The main menu, sensibly laminated in plastic, makes for anticipatory reading; predictably strong on seafood, most is sourced daily from the local fish market while fresh vegetables come from Hydrofarm. Exotic cocktails are a house speciality, so we kick-start our evening with a splendid Margarita. The wine list is small but world-wide in range: six whites, eight reds and rosés.
On cue, the so-called `small dishes´ arrive, complemented by a glass of house wine, a Signus merlot from Chile. The portions are in fact not `small´ but generous: a melt-in-the mouth Tuna carpaccio with mojito dressing, thin slices of Parma ham classically garnished with melon, and - the pièce de resistance - a superb Crab mayonnaise: creamy meat inside an upturned crab shell surrounded by triangles of crisp pitta bread. Utterly delectable.

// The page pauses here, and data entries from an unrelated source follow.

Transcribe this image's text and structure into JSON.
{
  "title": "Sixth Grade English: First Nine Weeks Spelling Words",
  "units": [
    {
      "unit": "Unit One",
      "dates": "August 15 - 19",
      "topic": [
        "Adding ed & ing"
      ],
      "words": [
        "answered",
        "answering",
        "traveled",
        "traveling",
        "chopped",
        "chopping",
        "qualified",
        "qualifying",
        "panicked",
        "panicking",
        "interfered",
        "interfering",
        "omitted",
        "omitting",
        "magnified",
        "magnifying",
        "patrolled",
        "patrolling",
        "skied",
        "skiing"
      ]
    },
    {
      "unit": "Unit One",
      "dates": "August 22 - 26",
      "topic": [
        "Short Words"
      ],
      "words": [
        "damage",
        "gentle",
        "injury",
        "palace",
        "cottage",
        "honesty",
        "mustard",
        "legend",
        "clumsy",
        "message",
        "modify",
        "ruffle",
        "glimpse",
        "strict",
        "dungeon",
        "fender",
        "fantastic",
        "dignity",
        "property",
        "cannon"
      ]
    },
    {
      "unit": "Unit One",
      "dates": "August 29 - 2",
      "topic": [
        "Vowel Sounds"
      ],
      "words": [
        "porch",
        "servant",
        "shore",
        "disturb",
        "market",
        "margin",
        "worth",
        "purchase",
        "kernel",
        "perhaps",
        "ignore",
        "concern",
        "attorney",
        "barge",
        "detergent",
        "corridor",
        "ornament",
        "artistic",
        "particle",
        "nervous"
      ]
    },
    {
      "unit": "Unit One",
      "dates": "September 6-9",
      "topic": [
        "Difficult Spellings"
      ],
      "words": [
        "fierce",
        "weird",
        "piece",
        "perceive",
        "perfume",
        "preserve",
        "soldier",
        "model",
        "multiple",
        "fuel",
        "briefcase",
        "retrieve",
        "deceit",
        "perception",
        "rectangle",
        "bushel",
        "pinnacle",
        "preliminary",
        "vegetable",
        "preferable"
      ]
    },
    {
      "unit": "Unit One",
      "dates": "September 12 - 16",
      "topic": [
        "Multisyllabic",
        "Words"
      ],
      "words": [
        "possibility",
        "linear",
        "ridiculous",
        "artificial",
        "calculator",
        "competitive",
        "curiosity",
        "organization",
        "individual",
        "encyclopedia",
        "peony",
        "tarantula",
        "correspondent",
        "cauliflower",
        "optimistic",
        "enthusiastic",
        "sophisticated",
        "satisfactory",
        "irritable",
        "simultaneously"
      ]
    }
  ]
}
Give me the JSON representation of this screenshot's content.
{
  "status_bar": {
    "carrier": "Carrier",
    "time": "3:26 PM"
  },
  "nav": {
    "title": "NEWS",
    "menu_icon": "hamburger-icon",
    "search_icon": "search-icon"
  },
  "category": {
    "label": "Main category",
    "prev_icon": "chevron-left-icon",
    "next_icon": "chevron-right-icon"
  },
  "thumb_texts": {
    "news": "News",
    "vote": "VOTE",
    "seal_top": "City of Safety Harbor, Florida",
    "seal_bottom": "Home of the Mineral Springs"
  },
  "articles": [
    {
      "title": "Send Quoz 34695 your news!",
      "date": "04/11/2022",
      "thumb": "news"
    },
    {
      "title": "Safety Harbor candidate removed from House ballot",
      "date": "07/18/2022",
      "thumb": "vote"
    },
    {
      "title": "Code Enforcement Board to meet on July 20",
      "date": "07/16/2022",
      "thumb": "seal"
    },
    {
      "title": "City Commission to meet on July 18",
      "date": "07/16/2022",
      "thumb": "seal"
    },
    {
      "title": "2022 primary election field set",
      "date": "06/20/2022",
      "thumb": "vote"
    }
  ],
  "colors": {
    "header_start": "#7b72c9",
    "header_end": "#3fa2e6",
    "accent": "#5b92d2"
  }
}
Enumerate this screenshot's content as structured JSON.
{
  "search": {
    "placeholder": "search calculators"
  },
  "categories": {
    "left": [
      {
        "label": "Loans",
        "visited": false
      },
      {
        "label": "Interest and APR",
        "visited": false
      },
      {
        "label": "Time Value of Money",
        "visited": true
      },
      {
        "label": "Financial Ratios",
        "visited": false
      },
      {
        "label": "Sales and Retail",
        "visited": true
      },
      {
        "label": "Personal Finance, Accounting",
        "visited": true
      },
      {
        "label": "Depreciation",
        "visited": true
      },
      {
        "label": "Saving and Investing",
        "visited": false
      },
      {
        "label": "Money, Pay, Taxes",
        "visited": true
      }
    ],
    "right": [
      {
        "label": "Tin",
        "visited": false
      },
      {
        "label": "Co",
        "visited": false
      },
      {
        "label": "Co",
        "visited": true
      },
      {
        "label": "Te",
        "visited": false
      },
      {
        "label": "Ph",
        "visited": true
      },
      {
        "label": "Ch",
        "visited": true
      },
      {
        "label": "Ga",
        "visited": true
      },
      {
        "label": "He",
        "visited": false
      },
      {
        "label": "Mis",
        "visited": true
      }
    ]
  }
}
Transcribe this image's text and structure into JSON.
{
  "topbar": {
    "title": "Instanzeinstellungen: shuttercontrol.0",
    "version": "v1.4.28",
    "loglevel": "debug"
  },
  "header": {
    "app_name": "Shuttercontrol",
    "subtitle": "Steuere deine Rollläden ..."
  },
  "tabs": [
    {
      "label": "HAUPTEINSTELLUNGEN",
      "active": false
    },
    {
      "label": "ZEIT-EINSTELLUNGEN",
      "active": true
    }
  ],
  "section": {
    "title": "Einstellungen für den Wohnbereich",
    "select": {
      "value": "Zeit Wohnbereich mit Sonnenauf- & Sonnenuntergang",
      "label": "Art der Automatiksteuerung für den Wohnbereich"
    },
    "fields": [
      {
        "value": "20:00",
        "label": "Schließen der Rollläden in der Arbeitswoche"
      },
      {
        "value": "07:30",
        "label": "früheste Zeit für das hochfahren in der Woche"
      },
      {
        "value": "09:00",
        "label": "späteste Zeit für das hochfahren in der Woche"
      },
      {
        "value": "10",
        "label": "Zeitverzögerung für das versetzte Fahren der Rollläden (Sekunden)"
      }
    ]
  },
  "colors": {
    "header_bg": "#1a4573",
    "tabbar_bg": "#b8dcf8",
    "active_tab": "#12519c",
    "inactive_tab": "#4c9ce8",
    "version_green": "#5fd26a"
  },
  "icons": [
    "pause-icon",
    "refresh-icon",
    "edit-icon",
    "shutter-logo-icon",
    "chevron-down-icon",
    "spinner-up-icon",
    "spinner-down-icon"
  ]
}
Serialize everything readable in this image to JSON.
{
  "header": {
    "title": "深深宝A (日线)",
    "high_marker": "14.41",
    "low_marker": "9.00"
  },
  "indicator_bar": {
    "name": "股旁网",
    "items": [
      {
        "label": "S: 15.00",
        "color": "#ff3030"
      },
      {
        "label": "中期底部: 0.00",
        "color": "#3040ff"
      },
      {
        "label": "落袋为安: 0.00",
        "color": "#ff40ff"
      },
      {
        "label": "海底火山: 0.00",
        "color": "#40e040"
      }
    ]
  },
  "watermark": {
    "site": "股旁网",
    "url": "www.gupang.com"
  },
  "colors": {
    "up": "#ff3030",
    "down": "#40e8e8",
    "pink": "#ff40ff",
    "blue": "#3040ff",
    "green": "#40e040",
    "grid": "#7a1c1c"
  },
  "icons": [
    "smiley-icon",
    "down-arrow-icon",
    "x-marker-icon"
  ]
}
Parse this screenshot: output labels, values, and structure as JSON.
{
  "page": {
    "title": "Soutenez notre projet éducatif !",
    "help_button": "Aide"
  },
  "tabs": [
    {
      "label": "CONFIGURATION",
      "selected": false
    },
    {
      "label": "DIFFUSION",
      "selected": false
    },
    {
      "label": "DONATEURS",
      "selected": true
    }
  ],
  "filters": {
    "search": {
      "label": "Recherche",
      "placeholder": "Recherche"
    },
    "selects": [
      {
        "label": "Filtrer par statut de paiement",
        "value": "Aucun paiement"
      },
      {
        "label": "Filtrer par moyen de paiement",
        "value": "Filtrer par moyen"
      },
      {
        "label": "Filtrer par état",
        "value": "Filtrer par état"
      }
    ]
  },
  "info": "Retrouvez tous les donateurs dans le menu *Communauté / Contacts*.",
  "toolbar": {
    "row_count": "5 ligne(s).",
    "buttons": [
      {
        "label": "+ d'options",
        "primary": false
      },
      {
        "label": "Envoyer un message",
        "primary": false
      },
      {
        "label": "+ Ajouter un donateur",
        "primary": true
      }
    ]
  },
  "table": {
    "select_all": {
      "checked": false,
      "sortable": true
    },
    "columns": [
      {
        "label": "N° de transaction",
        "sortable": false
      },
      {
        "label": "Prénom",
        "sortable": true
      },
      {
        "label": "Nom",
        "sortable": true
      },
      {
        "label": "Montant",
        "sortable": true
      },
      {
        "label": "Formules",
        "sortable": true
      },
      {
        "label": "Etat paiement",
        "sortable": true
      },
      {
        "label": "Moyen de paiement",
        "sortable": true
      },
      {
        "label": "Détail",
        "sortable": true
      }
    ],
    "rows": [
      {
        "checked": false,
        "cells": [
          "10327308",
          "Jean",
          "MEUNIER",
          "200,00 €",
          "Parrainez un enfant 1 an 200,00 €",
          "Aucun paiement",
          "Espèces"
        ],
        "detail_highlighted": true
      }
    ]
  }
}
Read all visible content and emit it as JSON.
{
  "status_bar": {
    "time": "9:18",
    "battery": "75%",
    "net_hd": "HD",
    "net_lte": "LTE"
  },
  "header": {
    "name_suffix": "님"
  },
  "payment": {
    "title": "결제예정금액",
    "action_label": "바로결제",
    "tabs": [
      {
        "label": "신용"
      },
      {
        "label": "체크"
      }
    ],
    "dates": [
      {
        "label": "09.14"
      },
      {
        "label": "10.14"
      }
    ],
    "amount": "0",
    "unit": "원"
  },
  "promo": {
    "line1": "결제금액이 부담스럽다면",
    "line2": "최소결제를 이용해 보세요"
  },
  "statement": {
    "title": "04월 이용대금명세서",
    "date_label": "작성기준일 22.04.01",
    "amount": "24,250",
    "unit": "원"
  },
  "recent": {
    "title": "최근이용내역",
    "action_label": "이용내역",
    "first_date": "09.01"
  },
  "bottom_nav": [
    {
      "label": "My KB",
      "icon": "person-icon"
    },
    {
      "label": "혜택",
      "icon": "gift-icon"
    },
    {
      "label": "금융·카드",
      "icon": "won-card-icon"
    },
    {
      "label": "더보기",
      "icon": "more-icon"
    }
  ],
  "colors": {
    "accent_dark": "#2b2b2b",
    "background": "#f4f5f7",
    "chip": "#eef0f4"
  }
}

The main course menu features nine `fishy´ dishes - from Japanese sashimi-grade tuna steak to fish and chips - and five meat offerings including Oz rib-eye steak, pork ribs and a tasty-looking beef-burger. 13 sourdough wood-fired pizzas, with authentic Italian ingredients, are attractively priced.
Fernando, Edina´s Spanish partner, recommends the fish of the day and my partner opts for the Stir-fried, black pepper crab. They arrive accompanied by individual bowls of green salad, French fries and various garnishes and sauces. A nice touch. My dish, a local Jack fish (trevally) cooked in foil, is fresh and delicately flavoured. The pepper crab, one of The Cove´s signature dishes, is remarkably fine: large pieces of crab cooked in a rich, semi-sweet sauce. My Thai partner pronounces it one of the best crab dishes she has tasted. We finish with a plate-cleansing pistachio ice-cream.
In the bar area, where there is covered seating for more diners, the wooden slatted doors still allow the sea-breezes to waft in from the cove. Sand underfoot, palms and sea almonds add to the sense of being at one with nature.
The Cove, in existence for a mere nine months, is Saigon based Deck Group 2´s first Thai venture. It deserves to succeed. Just 20 minutes´ drive from Phuket Town, the restaurant is a bit off the beaten track, but the journey is well worth the effort.
Edina and Fernando run the enterprise with enormous charm. The atmosphere is reposeful and idyllic, the service discreet. Indeed, if you are looking for an `alfresco´ beach-side dining experience, reasonable prices and a fresh, invigorating cuisine, then this is the place to be.